The attorney representing Reed and other defendants did not respond to a request for comment.
Irene T. Schmitt, 88, investing through Wall Street's Salomon Smith Barney, lost $200,000, partly by putting money in variable annuities chock-full of speculative stocks, according to an arbitration filed by Wood.
But she lost in the more traditional ways, too -- particularly churning, by which brokers rake in commissions through rapid buying and selling of customers' stocks. During the first six months of one year, the annual turnover rate of stocks in her portfolio was a staggering 300 percent, according to the complaint. Smith Barney claims that Schmitt had requested more aggressive investing.
Importantly, elderly customers of modest means should not be put in speculative stocks. Chester F. Hinrichsen, 83, of San Marcos was put into gamy equities, although he stated he wanted to take only moderate risks, according to an arbitration filed by Marron.
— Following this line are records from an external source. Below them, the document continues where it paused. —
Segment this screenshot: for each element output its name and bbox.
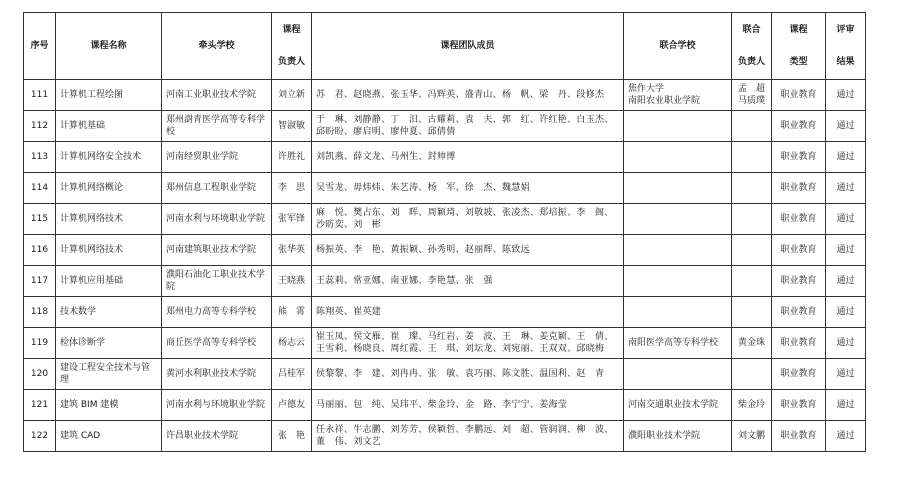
- cell-partner-school: [624, 359, 732, 390]
- cell-course-name: 技术数学: [56, 297, 162, 328]
- cell-review-result: 通过: [826, 390, 866, 421]
- cell-review-result: 通过: [826, 359, 866, 390]
- cell-team-members: 刘凯燕、薛文龙、马州生、封帅博: [312, 142, 624, 173]
- cell-partner-school: 濮阳职业技术学院: [624, 421, 732, 452]
- header-course-name: 课程名称: [56, 13, 162, 80]
- cell-review-result: 通过: [826, 111, 866, 142]
- cell-review-result: 通过: [826, 80, 866, 111]
- table-row: [24, 359, 866, 390]
- table-row: [24, 173, 866, 204]
- cell-course-name: 计算机应用基础: [56, 266, 162, 297]
- cell-review-result: 通过: [826, 328, 866, 359]
- cell-team-members: 王蕊莉、常亚娜、南亚娜、李艳慧、张 强: [312, 266, 624, 297]
- cell-team-members: 马丽丽、包 纯、吴玮平、柴金玲、金 路、李宁宁、姜海莹: [312, 390, 624, 421]
- cell-course-leader: 许胜礼: [272, 142, 312, 173]
- cell-seq: 121: [24, 390, 56, 421]
- cell-partner-school: [624, 204, 732, 235]
- cell-team-members: 杨振英、李 艳、黄振颖、孙秀明、赵丽辉、陈致远: [312, 235, 624, 266]
- cell-course-name: 计算机网络技术: [56, 235, 162, 266]
- table-row: [24, 297, 866, 328]
- cell-course-leader: 张 艳: [272, 421, 312, 452]
- cell-partner-leader: 黄金珠: [732, 328, 772, 359]
- cell-partner-school: [624, 297, 732, 328]
- header-course-leader: 课程 负责人: [272, 13, 312, 80]
- cell-course-leader: 张军锋: [272, 204, 312, 235]
- header-lead-school: 牵头学校: [162, 13, 272, 80]
- cell-course-leader: 李 思: [272, 173, 312, 204]
- cell-course-name: 计算机网络安全技术: [56, 142, 162, 173]
- cell-partner-school: 河南交通职业技术学院: [624, 390, 732, 421]
- cell-course-type: 职业教育: [772, 173, 826, 204]
- cell-course-type: 职业教育: [772, 266, 826, 297]
- cell-lead-school: 商丘医学高等专科学校: [162, 328, 272, 359]
- header-row: [24, 13, 866, 80]
- cell-seq: 119: [24, 328, 56, 359]
- cell-course-name: 计算机网络技术: [56, 204, 162, 235]
- cell-partner-leader: [732, 173, 772, 204]
- cell-course-leader: 吕桂军: [272, 359, 312, 390]
- header-review-result: 评审 结果: [826, 13, 866, 80]
- cell-team-members: 麻 悦、樊占东、刘 晖、周颖琦、刘敬坡、张凌杰、郑培振、李 阁、 沙昉奕、刘 彬: [312, 204, 624, 235]
- cell-seq: 114: [24, 173, 56, 204]
- cell-team-members: 侯黎黎、李 建、刘冉冉、张 敏、袁巧丽、陈文胜、温国利、赵 青: [312, 359, 624, 390]
- header-course-type: 课程 类型: [772, 13, 826, 80]
- cell-course-type: 职业教育: [772, 111, 826, 142]
- cell-course-type: 职业教育: [772, 328, 826, 359]
- cell-partner-school: [624, 173, 732, 204]
- cell-lead-school: 河南水利与环境职业学院: [162, 204, 272, 235]
- cell-course-name: 建筑 BIM 建模: [56, 390, 162, 421]
- cell-lead-school: 许昌职业技术学院: [162, 421, 272, 452]
- table-row: [24, 142, 866, 173]
- cell-course-type: 职业教育: [772, 80, 826, 111]
- course-review-table-sheet: [23, 12, 866, 452]
- cell-lead-school: 黄河水利职业技术学院: [162, 359, 272, 390]
- cell-team-members: 吴雪龙、毋炜炜、朱艺涛、杨 军、徐 杰、魏慧娟: [312, 173, 624, 204]
- cell-course-name: 建筑 CAD: [56, 421, 162, 452]
- cell-review-result: 通过: [826, 142, 866, 173]
- cell-course-name: 计算机基础: [56, 111, 162, 142]
- cell-course-type: 职业教育: [772, 297, 826, 328]
- cell-lead-school: 河南建筑职业技术学院: [162, 235, 272, 266]
- cell-course-type: 职业教育: [772, 359, 826, 390]
- cell-course-leader: 刘立新: [272, 80, 312, 111]
- cell-review-result: 通过: [826, 235, 866, 266]
- cell-course-type: 职业教育: [772, 142, 826, 173]
- cell-lead-school: 郑州电力高等专科学校: [162, 297, 272, 328]
- cell-team-members: 崔玉凤、侯文雁、崔 璨、马红岩、姜 波、王 琳、姜克颖、王 倩、 王雪莉、杨晓良、周红霞、王 琪、刘坛龙、刘宛丽、王双双、邱晓梅: [312, 328, 624, 359]
- cell-course-name: 计算机网络概论: [56, 173, 162, 204]
- cell-lead-school: 郑州澍青医学高等专科学校: [162, 111, 272, 142]
- table-body: [24, 80, 866, 452]
- cell-course-type: 职业教育: [772, 390, 826, 421]
- cell-lead-school: 濮阳石油化工职业技术学院: [162, 266, 272, 297]
- cell-partner-leader: [732, 297, 772, 328]
- cell-lead-school: 河南水利与环境职业学院: [162, 390, 272, 421]
- cell-course-type: 职业教育: [772, 204, 826, 235]
- cell-seq: 115: [24, 204, 56, 235]
- course-table: [23, 12, 866, 452]
- cell-review-result: 通过: [826, 173, 866, 204]
- cell-partner-leader: [732, 266, 772, 297]
- cell-course-leader: 熊 霄: [272, 297, 312, 328]
- cell-seq: 117: [24, 266, 56, 297]
- cell-review-result: 通过: [826, 421, 866, 452]
- cell-review-result: 通过: [826, 297, 866, 328]
- table-row: [24, 80, 866, 111]
- cell-course-leader: 杨志云: [272, 328, 312, 359]
- table-row: [24, 328, 866, 359]
- cell-course-name: 建设工程安全技术与管理: [56, 359, 162, 390]
- cell-partner-school: [624, 235, 732, 266]
- cell-seq: 112: [24, 111, 56, 142]
- cell-course-name: 计算机工程绘图: [56, 80, 162, 111]
- table-row: [24, 421, 866, 452]
- cell-partner-school: [624, 266, 732, 297]
- table-row: [24, 204, 866, 235]
- cell-lead-school: 河南工业职业技术学院: [162, 80, 272, 111]
- cell-partner-school: 焦作大学 南阳农业职业学院: [624, 80, 732, 111]
- header-team-members: 课程团队成员: [312, 13, 624, 80]
- cell-review-result: 通过: [826, 266, 866, 297]
- cell-course-leader: 张华英: [272, 235, 312, 266]
- cell-partner-leader: [732, 111, 772, 142]
- cell-seq: 122: [24, 421, 56, 452]
- cell-partner-school: 南阳医学高等专科学校: [624, 328, 732, 359]
- cell-partner-leader: [732, 204, 772, 235]
- cell-lead-school: 河南经贸职业学院: [162, 142, 272, 173]
- table-row: [24, 266, 866, 297]
- cell-partner-leader: 刘文鹏: [732, 421, 772, 452]
- table-row: [24, 111, 866, 142]
- cell-course-leader: 王晓燕: [272, 266, 312, 297]
- cell-course-leader: 卢德友: [272, 390, 312, 421]
- cell-partner-leader: 柴金玲: [732, 390, 772, 421]
- cell-lead-school: 郑州信息工程职业学院: [162, 173, 272, 204]
- cell-course-type: 职业教育: [772, 235, 826, 266]
- cell-seq: 118: [24, 297, 56, 328]
- cell-partner-leader: 孟 超 马质璞: [732, 80, 772, 111]
- cell-seq: 113: [24, 142, 56, 173]
- cell-partner-school: [624, 111, 732, 142]
- cell-seq: 116: [24, 235, 56, 266]
- table-row: [24, 235, 866, 266]
- cell-seq: 111: [24, 80, 56, 111]
- cell-course-type: 职业教育: [772, 421, 826, 452]
- cell-team-members: 陈翔英、崔英建: [312, 297, 624, 328]
- header-partner-school: 联合学校: [624, 13, 732, 80]
- header-partner-leader: 联合 负责人: [732, 13, 772, 80]
- cell-team-members: 苏 君、赵晓燕、张玉华、冯辉英、盛青山、杨 帆、梁 丹、段修杰: [312, 80, 624, 111]
- table-row: [24, 390, 866, 421]
- cell-partner-school: [624, 142, 732, 173]
- cell-partner-leader: [732, 142, 772, 173]
- cell-seq: 120: [24, 359, 56, 390]
- cell-review-result: 通过: [826, 204, 866, 235]
- cell-team-members: 于 琳、刘静静、丁 汨、古耀莉、袁 夫、郭 红、许红艳、白玉杰、 邱盼盼、廖启明、廖仲夏、邱倩倩: [312, 111, 624, 142]
- cell-course-leader: 智淑敏: [272, 111, 312, 142]
- cell-partner-leader: [732, 359, 772, 390]
- header-seq: 序号: [24, 13, 56, 80]
- cell-partner-leader: [732, 235, 772, 266]
- cell-course-name: 检体诊断学: [56, 328, 162, 359]
- cell-team-members: 任永祥、牛志鹏、刘芳芳、侯颖哲、李鹏远、刘 超、管润润、柳 波、 董 伟、刘文艺: [312, 421, 624, 452]
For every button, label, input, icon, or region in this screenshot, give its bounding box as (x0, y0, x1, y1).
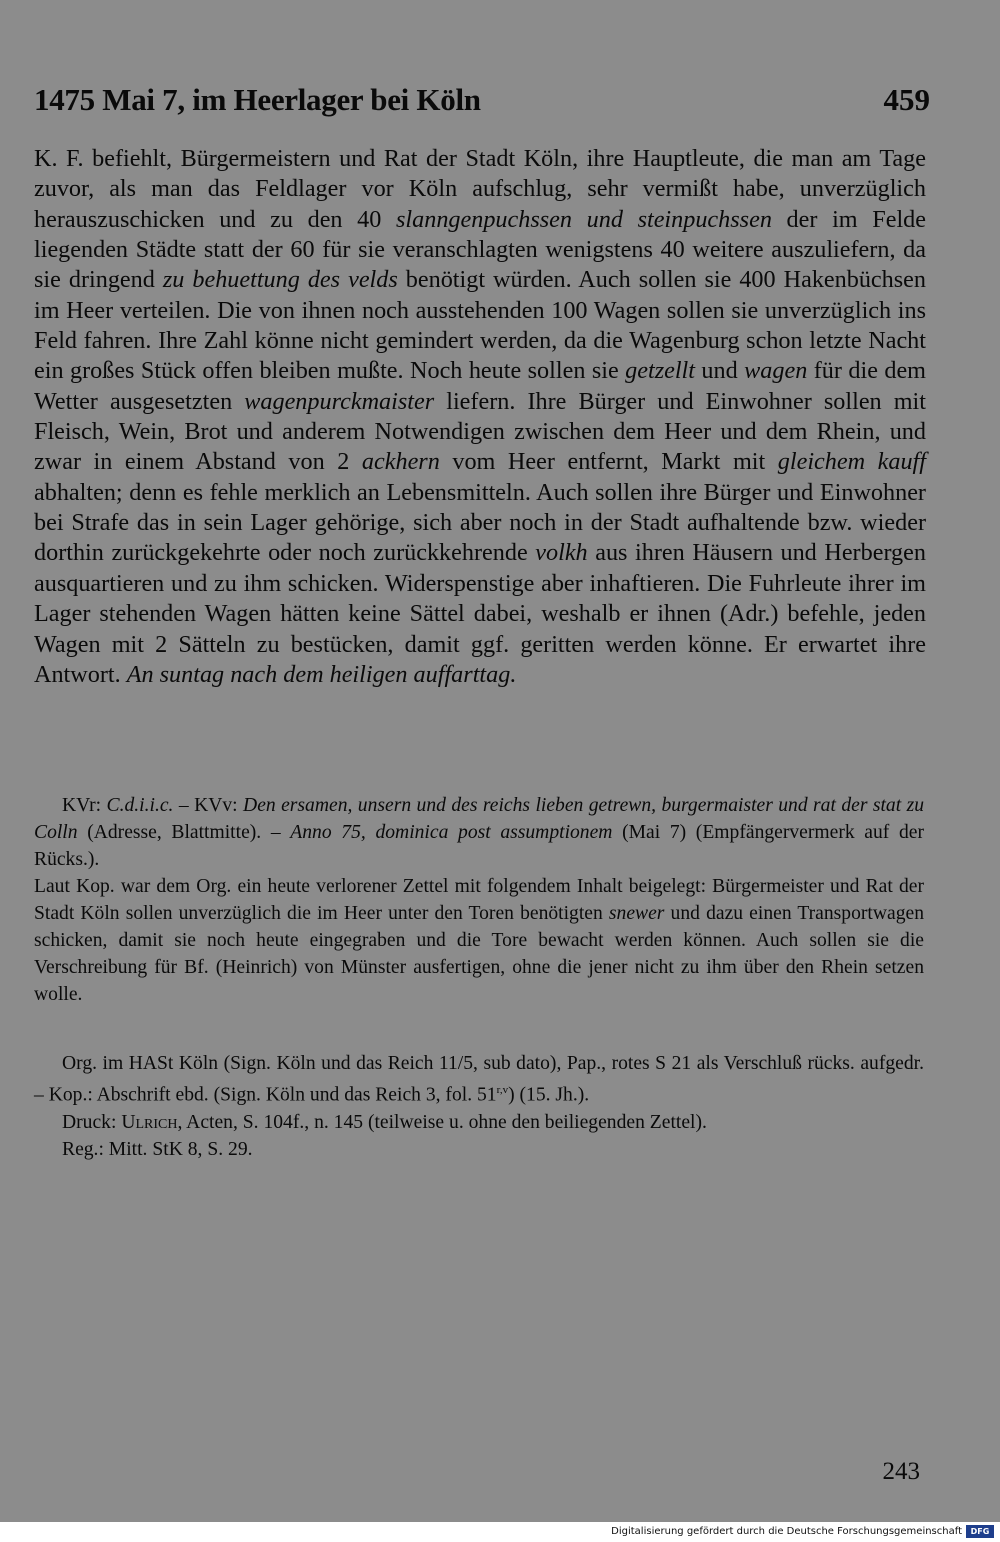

One mutual fund was billed as "balanced." But 10 percent of the money could go into extremely low quality junk bonds and 15 percent into illiquid securities. A full 25 percent could be shorted -- a bet that stocks will go down. That's gambling.
Also, the broker, Thomas E. Westlake, and his employer would share in a 10 percent kickback on a less-than-liquid real estate investment trust, according to the complaint. The defendants' attorney did not answer queries.
While still in their novitiates, brokers learn about suitability. The customer's risk tolerance and assets are key. That's particularly true with elderly people who may not live long enough to see highly volatile stocks swing back up from periodic funks.
In 1999, Judith A. Biggs became co-trustee of the estate of her very elderly parents. It was invested in low-risk mutual funds, fixed- income securities (such as bonds), and cash, according to a Superior Court suit filed by Del Mar's Timothy C. Karen. In early 2000, broker Philip Gair of La Jolla's First Wall Street convinced Biggs and her father, 88, that the account should be shifted to stocks that could grow at 10 to 12 percent a year with limited downside risk.